Over-priced properties in Wales can stagnate on the market for up to 66 days longer than homes which have been given a more realistic price tag from the outset, research suggests.
Zoopla used its own listing data and final sale prices across England and Wales from the Land Registry to make the findings.
Homes were considered over-priced where their original asking price had been reduced at least once – and the average time to sell was compared with homes where sellers had not needed to chop down their asking price.
Across England and Wales, over-priced homes took 77 days to sell on average – 58 days longer than the average of 19 days for accurately priced homes.
In Wales, the difference was 66 days.
Pricing a home accurately from the outset can help to generate an initial flurry of excitement around a property and may result in several buyers putting in competing offers.
But if a property sits on the market for a while because it has initially been priced too highly it can appear “stale”.

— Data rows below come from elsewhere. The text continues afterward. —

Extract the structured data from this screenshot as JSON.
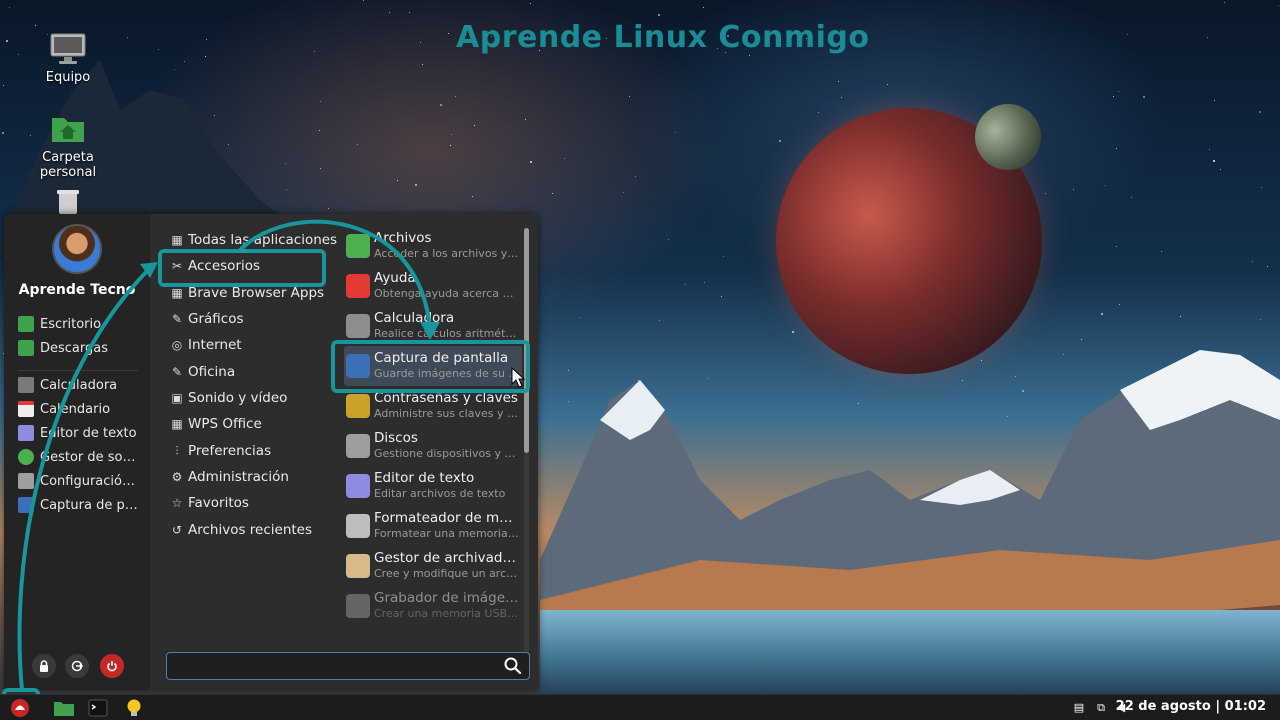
{
  "wallpaper": {
    "title": "Aprende Linux Conmigo"
  },
  "desktop_icons": [
    {
      "label": "Equipo",
      "icon": "computer-icon"
    },
    {
      "label": "Carpeta personal",
      "icon": "home-folder-icon"
    },
    {
      "label": "",
      "icon": "trash-icon"
    }
  ],
  "menu": {
    "user_name": "Aprende Tecno",
    "places": [
      {
        "label": "Escritorio",
        "color": "#3fa34d"
      },
      {
        "label": "Descargas",
        "color": "#3fa34d"
      }
    ],
    "favorites": [
      {
        "label": "Calculadora",
        "color": "#7a7a7a"
      },
      {
        "label": "Calendario",
        "color": "#e8e8e8"
      },
      {
        "label": "Editor de texto",
        "color": "#8c8ce0"
      },
      {
        "label": "Gestor de so…",
        "color": "#4caf50"
      },
      {
        "label": "Configuració…",
        "color": "#9e9e9e"
      },
      {
        "label": "Captura de p…",
        "color": "#3b6fb6"
      }
    ],
    "categories": [
      {
        "label": "Todas las aplicaciones",
        "glyph": "▦"
      },
      {
        "label": "Accesorios",
        "glyph": "✂"
      },
      {
        "label": "Brave Browser Apps",
        "glyph": "▦"
      },
      {
        "label": "Gráficos",
        "glyph": "✎"
      },
      {
        "label": "Internet",
        "glyph": "◎"
      },
      {
        "label": "Oficina",
        "glyph": "✎"
      },
      {
        "label": "Sonido y vídeo",
        "glyph": "▣"
      },
      {
        "label": "WPS Office",
        "glyph": "▦"
      },
      {
        "label": "Preferencias",
        "glyph": "⫶"
      },
      {
        "label": "Administración",
        "glyph": "⚙"
      },
      {
        "label": "Favoritos",
        "glyph": "☆"
      },
      {
        "label": "Archivos recientes",
        "glyph": "↺"
      }
    ],
    "apps": [
      {
        "name": "Archivos",
        "desc": "Acceder a los archivos y o…",
        "color": "#4caf50"
      },
      {
        "name": "Ayuda",
        "desc": "Obtenga ayuda acerca de…",
        "color": "#e53935"
      },
      {
        "name": "Calculadora",
        "desc": "Realice cálculos aritmét…",
        "color": "#8d8d8d"
      },
      {
        "name": "Captura de pantalla",
        "desc": "Guarde imágenes de su p…",
        "color": "#3b6fb6"
      },
      {
        "name": "Contraseñas y claves",
        "desc": "Administre sus claves y co…",
        "color": "#c9a227"
      },
      {
        "name": "Discos",
        "desc": "Gestione dispositivos y so…",
        "color": "#9e9e9e"
      },
      {
        "name": "Editor de texto",
        "desc": "Editar archivos de texto",
        "color": "#8c8ce0"
      },
      {
        "name": "Formateador de me…",
        "desc": "Formatear una memoria …",
        "color": "#bdbdbd"
      },
      {
        "name": "Gestor de archivado…",
        "desc": "Cree y modifique un archi…",
        "color": "#d8b98a"
      },
      {
        "name": "Grabador de imáge…",
        "desc": "Crear una memoria USB d…",
        "color": "#9e9e9e"
      }
    ],
    "search": {
      "value": "",
      "placeholder": ""
    }
  },
  "taskbar": {
    "clock": "22 de agosto | 01:02"
  },
  "colors": {
    "highlight": "#17969c",
    "accent": "#4e7fb0"
  }
}
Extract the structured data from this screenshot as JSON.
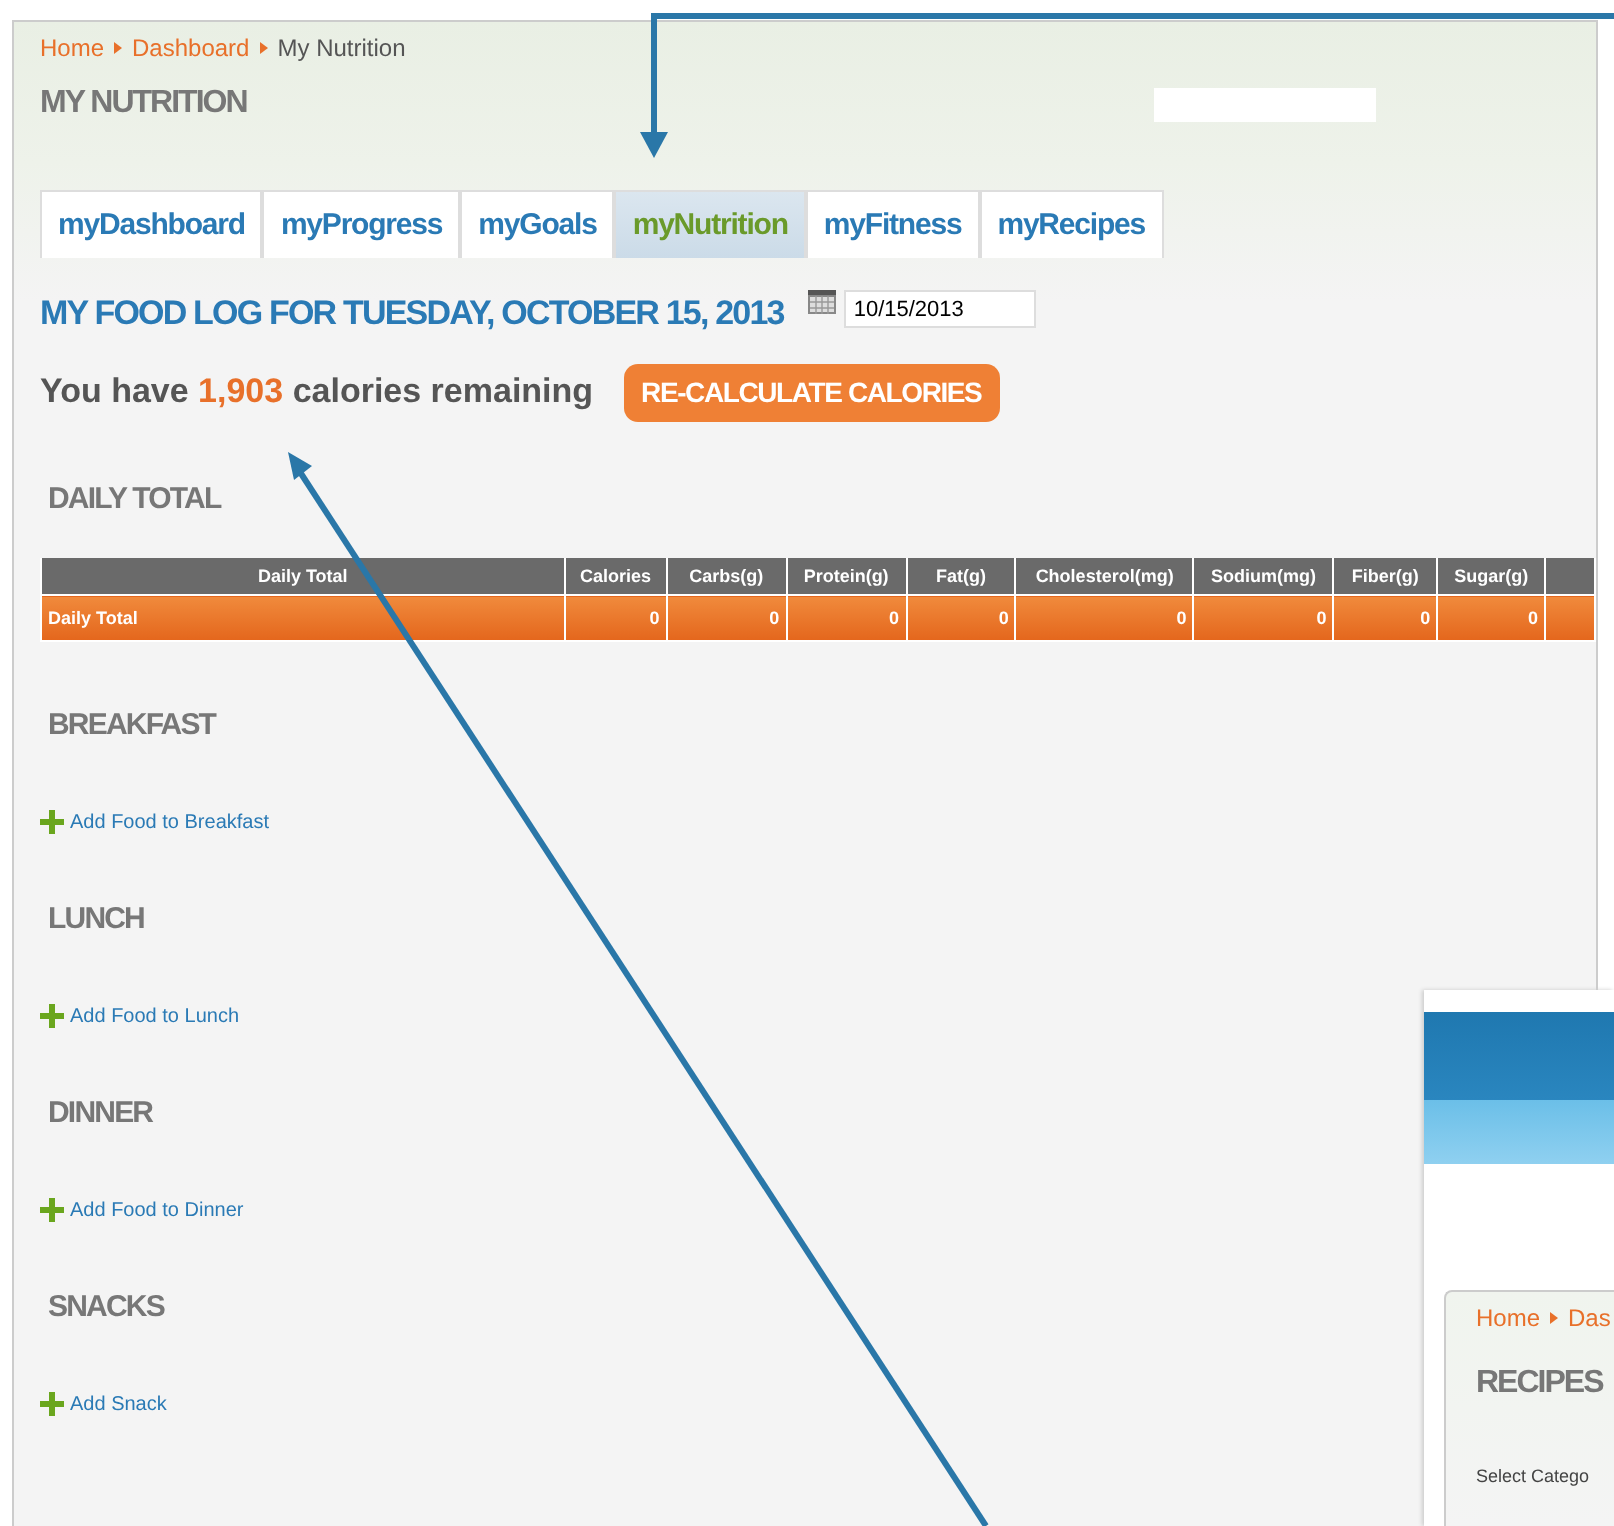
{
  "breadcrumb": [
    {
      "label": "Home",
      "current": false
    },
    {
      "label": "Dashboard",
      "current": false
    },
    {
      "label": "My Nutrition",
      "current": true
    }
  ],
  "page_title": "MY NUTRITION",
  "tabs": [
    {
      "label": "myDashboard",
      "selected": false
    },
    {
      "label": "myProgress",
      "selected": false
    },
    {
      "label": "myGoals",
      "selected": false
    },
    {
      "label": "myNutrition",
      "selected": true
    },
    {
      "label": "myFitness",
      "selected": false
    },
    {
      "label": "myRecipes",
      "selected": false
    }
  ],
  "food_log": {
    "title": "MY FOOD LOG FOR TUESDAY, OCTOBER 15, 2013",
    "date": "10/15/2013"
  },
  "calories": {
    "prefix": "You have",
    "count": "1,903",
    "suffix": "calories remaining",
    "button": "RE-CALCULATE CALORIES"
  },
  "daily_total": {
    "heading": "DAILY TOTAL",
    "columns": [
      "Daily Total",
      "Calories",
      "Carbs(g)",
      "Protein(g)",
      "Fat(g)",
      "Cholesterol(mg)",
      "Sodium(mg)",
      "Fiber(g)",
      "Sugar(g)"
    ],
    "rows": [
      [
        "Daily Total",
        "0",
        "0",
        "0",
        "0",
        "0",
        "0",
        "0",
        "0"
      ]
    ]
  },
  "meals": [
    {
      "heading": "BREAKFAST",
      "link": "Add Food to Breakfast"
    },
    {
      "heading": "LUNCH",
      "link": "Add Food to Lunch"
    },
    {
      "heading": "DINNER",
      "link": "Add Food to Dinner"
    },
    {
      "heading": "SNACKS",
      "link": "Add Snack"
    }
  ],
  "inset": {
    "breadcrumb": [
      "Home",
      "Das"
    ],
    "title": "RECIPES",
    "label": "Select Catego"
  }
}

Potential buyers may assume a property has been listed for sale for a while because there are problems with it, even if this is not the case.
Laura Howard, a spokeswoman for Zoopla, said: “Our analysis only goes to prove what every good agent already tells us – that pricing your home realistically results in a better chance of a quicker sale.
“Entering the market fresh with a price that’s too high is not just a gamble that might not pay off, it can actually be detrimental to the selling process.”